Breaking barriers: how PETVISIDAME brings healthcare closer to the Baka people

In Abong-Mbang, the Baka people, once excluded from healthcare, now benefit from the PETVISIDAME project, backed by UNICEF and the Government over the past five years.

Salomon Beguel
Baka children in the Mbalam camp
UNICEF/2025/Salomon Beguel
18 June 2025

The Baka, an Indigenous people living primarily in the forest, are among the most vulnerable populations in Cameroon. Nomadic and residing in scattered, remote camps, they face both geographic and economic exclusion. Access to healthcare is nearly nonexistent. Pregnant women rarely attend prenatal consultations, children are not vaccinated, and modern medicine often remains out of reach.

These are populations who live far, very far into the forest, in unstable camps. You have to mobilise them well in advance before you can reach them.

Dr. Essono, Head of the Abong-Mbang Health District.
Many women came with their children for prenatal consultations and voluntary testing in the Mbalam camp
UNICEF/2025/Salomon Beguel

The PETVISIDAME project has provided a tailored response to the specific needs of the Baka people. The main challenge: bringing this population out of health invisibility. To achieve this, the project implemented mobile outreach strategies health teams that travel directly to the camps to provide care.

These strategies have enabled the delivery of essential services on-site, including vaccinations, prenatal consultations, HIV testing, and nutritional awareness.

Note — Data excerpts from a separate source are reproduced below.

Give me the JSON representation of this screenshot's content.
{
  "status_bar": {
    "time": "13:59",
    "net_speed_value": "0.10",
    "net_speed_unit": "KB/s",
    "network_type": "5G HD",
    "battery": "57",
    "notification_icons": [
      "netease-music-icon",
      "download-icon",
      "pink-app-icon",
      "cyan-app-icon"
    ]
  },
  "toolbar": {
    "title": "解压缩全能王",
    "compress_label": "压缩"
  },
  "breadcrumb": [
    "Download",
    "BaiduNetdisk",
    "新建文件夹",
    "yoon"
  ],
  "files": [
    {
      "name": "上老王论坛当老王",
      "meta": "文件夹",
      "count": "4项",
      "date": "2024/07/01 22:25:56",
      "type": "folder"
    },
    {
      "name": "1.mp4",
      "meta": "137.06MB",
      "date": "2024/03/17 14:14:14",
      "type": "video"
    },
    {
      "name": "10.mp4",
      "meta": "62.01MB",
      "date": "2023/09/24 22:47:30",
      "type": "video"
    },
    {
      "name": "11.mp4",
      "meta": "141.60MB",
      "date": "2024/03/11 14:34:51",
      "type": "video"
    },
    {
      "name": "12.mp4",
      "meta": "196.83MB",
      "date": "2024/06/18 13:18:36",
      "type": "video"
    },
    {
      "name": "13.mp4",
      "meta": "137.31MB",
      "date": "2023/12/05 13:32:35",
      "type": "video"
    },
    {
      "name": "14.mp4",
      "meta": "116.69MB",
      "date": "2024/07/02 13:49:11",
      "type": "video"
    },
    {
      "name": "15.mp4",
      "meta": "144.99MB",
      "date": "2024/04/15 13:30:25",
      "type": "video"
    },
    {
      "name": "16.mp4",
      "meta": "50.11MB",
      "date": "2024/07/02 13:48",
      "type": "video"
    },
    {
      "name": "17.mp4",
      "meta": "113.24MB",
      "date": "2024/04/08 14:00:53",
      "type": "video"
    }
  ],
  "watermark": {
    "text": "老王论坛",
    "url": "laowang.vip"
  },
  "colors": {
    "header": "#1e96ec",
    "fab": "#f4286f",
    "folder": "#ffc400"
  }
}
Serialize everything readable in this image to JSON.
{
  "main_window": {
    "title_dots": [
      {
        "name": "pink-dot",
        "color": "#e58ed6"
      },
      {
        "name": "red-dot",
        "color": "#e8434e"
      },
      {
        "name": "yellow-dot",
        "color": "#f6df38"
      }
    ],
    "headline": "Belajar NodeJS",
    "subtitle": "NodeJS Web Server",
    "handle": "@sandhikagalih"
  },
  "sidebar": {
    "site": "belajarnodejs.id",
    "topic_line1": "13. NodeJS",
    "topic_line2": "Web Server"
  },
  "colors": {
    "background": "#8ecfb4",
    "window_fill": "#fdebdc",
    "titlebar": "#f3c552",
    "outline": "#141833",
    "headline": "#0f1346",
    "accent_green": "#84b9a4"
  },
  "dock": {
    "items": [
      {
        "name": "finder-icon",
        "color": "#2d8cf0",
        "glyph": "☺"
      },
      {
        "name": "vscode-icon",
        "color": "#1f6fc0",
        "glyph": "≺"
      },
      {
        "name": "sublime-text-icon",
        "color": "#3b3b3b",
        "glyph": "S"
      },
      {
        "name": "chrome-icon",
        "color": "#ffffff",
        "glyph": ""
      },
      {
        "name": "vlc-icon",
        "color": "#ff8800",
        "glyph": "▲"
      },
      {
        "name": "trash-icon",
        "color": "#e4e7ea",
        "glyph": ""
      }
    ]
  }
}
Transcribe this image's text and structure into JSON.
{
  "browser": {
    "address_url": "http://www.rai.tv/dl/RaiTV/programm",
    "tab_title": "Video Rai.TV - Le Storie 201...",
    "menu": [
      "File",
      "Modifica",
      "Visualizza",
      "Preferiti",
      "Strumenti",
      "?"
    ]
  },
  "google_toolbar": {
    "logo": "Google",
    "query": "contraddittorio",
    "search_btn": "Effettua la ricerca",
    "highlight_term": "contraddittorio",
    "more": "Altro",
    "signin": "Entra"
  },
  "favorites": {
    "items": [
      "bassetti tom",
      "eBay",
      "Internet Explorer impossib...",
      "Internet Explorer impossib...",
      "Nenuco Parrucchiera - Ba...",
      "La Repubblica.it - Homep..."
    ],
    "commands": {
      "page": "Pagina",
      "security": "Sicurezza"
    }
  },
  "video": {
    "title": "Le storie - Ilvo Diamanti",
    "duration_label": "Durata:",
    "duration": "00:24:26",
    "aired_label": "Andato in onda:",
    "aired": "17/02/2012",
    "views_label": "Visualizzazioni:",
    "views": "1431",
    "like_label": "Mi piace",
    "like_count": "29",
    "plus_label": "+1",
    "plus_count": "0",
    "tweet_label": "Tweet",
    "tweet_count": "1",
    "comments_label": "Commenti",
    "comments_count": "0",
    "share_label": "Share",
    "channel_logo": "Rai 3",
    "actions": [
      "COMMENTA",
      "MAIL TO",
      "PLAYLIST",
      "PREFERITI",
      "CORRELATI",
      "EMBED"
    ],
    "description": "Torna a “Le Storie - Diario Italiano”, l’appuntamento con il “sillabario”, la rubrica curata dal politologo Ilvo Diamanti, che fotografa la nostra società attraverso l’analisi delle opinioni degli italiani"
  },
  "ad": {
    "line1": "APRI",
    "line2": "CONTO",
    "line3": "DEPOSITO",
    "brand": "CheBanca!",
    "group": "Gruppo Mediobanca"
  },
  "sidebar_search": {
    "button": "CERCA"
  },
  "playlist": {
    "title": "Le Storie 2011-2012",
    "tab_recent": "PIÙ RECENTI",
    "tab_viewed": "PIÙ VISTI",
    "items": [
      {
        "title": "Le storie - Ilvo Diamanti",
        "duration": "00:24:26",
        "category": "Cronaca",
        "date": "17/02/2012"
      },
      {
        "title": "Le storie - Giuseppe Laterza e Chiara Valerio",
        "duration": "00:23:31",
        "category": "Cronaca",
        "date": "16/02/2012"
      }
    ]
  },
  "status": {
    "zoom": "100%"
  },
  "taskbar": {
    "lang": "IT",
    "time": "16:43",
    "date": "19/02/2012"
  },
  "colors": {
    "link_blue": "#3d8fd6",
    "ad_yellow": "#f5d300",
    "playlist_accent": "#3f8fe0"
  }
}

Special setups were designed to ensure a minimum standard of care, even deep in the forest.

A particular effort was made to remove financial barriers: in 2024, 300 pregnant Baka women received free health vouchers, allowing them to access maternity care. This measure had an immediate impact.

I can assure you that many of these women didn’t even have 6,000 CFA francs. Thanks to the health vouchers, they were able to attend prenatal consultations and give birth in safe facilities.

Dr. Essono, Head of the Abong-Mbang Health District.
Voluntary testing sessions in the Mbalam camp
UNICEF/2025/Salomon Beguel

Aware of the Baka people's strong attachment to traditional medicine, the project did not seek to oppose it to modern medicine, but rather to integrate traditional intermediaries into the healthcare system. Local birth attendants and healers were trained to recognise danger signs, refer urgent cases, and participate in epidemiological surveillance.

The impact of these interventions is now measurable. Vaccination coverage has increased, pregnant women who were once invisible are now being monitored, and HIV cases are better diagnosed and managed. Women enrolled in the program are even becoming awareness ambassadors within their households, helping to transform health behaviours.

Many women came with their children for prenatal consultations and voluntary testing in the Mbalam camp
UNICEF/2025/Salomon Beguel

Community mobilisation, coordination among stakeholders (health, social affairs, education), and the cultural adaptation of interventions have helped reintegrate the Baka into the conventional healthcare landscape. 

The first major victory is that we now know where the needs are, who has been left behind, and how to reach them effectively.” 

Dr. Essono, Head of the Abong-Mbang Health District.

The PETVISIDAME project has shown that the health exclusion of the Baka is not inevitable. By combining listening, mobility, inclusion, and coordination, it has made the invisible visible and brought healthcare to places it had never reached. To make these outreach strategies sustainable, support must be strengthened, essential healthcare must be made universally free, and proximity-based strategies must be institutionalised. 

When we remove financial and geographic barriers, the Baka have access to healthcare. We just need to bring the services to where they are.”

The project’s experience demonstrates that political will, cultural adaptation, and logistical innovation can sustainably reduce inequalities in access to healthcare.